The upside of Pop Culture is that there is a lot of information that is readily available, and more and more people are being educated through the likes of these social media platforms and different informational TV shows and movies that come out every year. Whether it be a show that features a main character going through the struggles of living in terrible environments that exist in the real world, or an animated show featuring a diverse cast who all have fun celebrating their different cultures and customs. Johnson in, Watching TV Makes You Smarter (2005), states: "For decades, we've worked under the assumption that mass culture follows a path declining steadily toward lowest-common-denominator standards, presumably because 'masses' want dumb, simple pleasure and big media companies try to give the masses what they want. ...the exact opposite is happening: the culture is getting more cognitively demanding, not less." A lot of times people associate Pop Culture with little intelligence, but the contrary is actually happening as people are like sponges.

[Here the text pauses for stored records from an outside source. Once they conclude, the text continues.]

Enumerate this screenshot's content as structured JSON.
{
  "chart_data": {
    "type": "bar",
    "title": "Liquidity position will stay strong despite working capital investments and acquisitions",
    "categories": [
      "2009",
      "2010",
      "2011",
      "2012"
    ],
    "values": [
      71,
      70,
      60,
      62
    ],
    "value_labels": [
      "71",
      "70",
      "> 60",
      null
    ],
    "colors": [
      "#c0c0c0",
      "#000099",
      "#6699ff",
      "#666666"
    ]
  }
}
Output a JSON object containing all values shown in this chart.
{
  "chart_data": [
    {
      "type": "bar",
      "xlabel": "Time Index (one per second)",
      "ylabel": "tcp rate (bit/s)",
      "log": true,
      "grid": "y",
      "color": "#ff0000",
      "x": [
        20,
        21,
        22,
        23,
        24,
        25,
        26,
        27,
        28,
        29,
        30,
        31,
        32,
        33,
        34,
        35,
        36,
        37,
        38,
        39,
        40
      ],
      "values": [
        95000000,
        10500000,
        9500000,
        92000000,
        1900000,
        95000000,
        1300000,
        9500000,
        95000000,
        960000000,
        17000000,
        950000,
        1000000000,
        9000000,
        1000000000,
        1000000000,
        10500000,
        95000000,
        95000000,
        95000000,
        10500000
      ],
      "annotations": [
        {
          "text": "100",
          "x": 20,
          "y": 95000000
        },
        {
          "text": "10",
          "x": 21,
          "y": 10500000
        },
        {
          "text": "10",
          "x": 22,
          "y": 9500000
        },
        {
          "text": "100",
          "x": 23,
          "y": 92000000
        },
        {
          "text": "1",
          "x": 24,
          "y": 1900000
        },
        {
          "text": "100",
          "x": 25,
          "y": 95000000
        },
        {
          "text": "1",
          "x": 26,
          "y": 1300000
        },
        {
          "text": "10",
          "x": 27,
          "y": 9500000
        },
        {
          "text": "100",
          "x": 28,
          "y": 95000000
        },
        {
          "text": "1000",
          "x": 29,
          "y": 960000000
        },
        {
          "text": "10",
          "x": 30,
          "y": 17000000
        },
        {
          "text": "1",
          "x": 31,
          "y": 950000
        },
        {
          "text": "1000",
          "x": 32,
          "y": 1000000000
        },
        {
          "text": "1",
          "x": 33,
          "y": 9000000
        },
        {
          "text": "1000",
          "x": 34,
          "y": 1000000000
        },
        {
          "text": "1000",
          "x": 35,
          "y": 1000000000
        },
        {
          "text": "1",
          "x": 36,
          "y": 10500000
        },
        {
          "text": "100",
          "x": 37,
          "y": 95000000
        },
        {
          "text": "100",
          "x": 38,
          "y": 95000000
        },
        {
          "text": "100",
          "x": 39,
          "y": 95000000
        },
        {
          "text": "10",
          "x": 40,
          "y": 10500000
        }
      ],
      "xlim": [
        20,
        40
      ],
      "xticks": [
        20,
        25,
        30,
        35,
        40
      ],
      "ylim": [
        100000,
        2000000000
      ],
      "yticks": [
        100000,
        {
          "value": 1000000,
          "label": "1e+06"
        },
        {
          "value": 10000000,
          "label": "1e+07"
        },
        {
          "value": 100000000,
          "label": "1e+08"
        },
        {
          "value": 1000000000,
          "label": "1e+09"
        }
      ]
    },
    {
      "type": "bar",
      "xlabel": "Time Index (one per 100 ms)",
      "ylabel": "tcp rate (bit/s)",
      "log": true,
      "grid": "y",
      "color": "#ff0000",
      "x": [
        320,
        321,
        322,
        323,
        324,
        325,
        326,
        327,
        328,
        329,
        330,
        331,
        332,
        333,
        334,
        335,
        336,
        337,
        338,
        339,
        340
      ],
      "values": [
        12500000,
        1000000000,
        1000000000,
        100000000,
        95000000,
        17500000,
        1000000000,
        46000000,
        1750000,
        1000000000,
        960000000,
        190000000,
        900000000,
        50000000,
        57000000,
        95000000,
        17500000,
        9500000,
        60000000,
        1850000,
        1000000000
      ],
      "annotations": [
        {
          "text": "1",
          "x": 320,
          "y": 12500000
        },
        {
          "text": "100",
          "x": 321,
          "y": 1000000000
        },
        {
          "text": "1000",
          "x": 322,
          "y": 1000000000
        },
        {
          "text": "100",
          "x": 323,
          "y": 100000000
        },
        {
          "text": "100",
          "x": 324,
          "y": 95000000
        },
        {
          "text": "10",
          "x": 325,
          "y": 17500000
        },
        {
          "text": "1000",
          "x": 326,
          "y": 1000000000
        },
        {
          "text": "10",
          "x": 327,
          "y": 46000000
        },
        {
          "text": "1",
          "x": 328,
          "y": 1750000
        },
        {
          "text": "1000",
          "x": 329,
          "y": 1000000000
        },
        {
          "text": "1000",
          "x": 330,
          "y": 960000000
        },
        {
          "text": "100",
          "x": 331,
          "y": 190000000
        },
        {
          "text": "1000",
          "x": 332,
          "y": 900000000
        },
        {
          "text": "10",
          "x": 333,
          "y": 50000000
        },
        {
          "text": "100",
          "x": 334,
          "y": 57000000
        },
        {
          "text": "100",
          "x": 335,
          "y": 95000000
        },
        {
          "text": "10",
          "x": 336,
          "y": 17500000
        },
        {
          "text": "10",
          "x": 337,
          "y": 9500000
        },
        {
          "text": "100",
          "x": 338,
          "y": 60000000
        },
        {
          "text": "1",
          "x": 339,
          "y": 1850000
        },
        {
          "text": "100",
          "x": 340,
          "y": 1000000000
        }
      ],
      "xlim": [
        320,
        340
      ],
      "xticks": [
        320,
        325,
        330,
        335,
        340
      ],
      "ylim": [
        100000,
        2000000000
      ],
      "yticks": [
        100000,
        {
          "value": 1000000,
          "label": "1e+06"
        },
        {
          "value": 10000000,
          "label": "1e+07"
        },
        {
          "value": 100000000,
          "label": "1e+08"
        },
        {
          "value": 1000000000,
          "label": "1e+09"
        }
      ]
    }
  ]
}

Once you keep feeding someone with information, they'll want to keep soaking it up and come up with different ideas and different talking points. 

Anything that's popular, right now, can be considered Pop Culture. Whether it be popular clothes that are trending, a popular catchphrase, a TV show, a movie, or internet drama. Along with that, anything can be bad when over/misused, and anything could be good in a way. With that being said, everything is up to interpretation by whoever is consuming Pop Culture.